This was a post I began a few days ago, so I was kind of trying to write. Cooder is, of course, still in search of Greenies, although right now she's having some water. Emmylou just jumped into the just cleaned litter box. Oh, the simple joys.
I still have twenty pages or so of Proust to read tonight and it is 10:45 so I should get to it. Still battling the dementors and sidekicks, overeating and avoidance napping,(although my nap was very short, ending when the carillon recording did My Country 'Tis of Thee and The Lord Bless and Keep You).
My mother and I had a wide ranging conversation this afternoon about friendship, generosity, kindness, disappointment, and expectations, among other things. Subsequent to that, came across this related, if tangential, Proust musing on the subject of expectation, albeit expectation in a different context.
But it is not thus, in the bustle of daily life, with every true happiness, with every great sorrow? In a room full of other people we receive from the woman we love the answer, auspicious or fatal, which we have been awaiting for the last year. But we must go on talking, ideas come flocking one after another, unfolding a smooth surface which is pricked now and then at the very most by a dull throb from the memory, infinitely more profound but very narrow, that misfortune has come upon us. If, instead of misfortune, it is happiness, it may be that not until many years have elapsed will we recall that the most important event in our emotional life occurred without our having time to give it any prolonged attention, or ever to become aware of it almost, at a social gathering to which we had gone solely in the expectation of the event.

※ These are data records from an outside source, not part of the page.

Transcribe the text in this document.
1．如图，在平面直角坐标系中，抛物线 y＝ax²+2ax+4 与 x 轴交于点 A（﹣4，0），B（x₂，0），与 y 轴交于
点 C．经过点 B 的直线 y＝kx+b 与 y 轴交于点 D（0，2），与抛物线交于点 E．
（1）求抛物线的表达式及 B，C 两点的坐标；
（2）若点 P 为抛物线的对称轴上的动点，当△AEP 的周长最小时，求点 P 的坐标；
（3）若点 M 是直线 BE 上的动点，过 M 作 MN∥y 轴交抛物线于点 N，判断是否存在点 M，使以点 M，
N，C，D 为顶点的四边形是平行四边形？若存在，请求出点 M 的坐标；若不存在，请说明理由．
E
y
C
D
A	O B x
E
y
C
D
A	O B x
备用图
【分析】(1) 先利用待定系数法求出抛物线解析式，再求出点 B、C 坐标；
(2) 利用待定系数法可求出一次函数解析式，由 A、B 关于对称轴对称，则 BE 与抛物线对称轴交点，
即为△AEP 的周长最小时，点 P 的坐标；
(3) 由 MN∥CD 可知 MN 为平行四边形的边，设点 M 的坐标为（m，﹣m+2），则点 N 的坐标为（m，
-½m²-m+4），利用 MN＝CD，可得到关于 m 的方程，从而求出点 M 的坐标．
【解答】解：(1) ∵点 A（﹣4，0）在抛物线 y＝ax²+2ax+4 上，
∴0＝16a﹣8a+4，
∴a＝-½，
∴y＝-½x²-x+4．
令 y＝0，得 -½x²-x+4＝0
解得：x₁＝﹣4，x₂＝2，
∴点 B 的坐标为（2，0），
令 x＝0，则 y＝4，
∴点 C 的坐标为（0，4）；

Trees reaching out in hope or expectation? |
I've been watching a DVD, New Orleans Music in Exile, that I got from the library. I have some new musicians to check out. I am groovin' to Papa Mali. I can see why he hooked up with Bill Kreutzmann, formerly of the Grateful Dead, although I thought he was too deaf to play any more. And although I should go to sleep and read Proust, I just might watch a bit of Sing Me Songs That Say I Love You: A Concert for Kate McGarrigle on Netflix.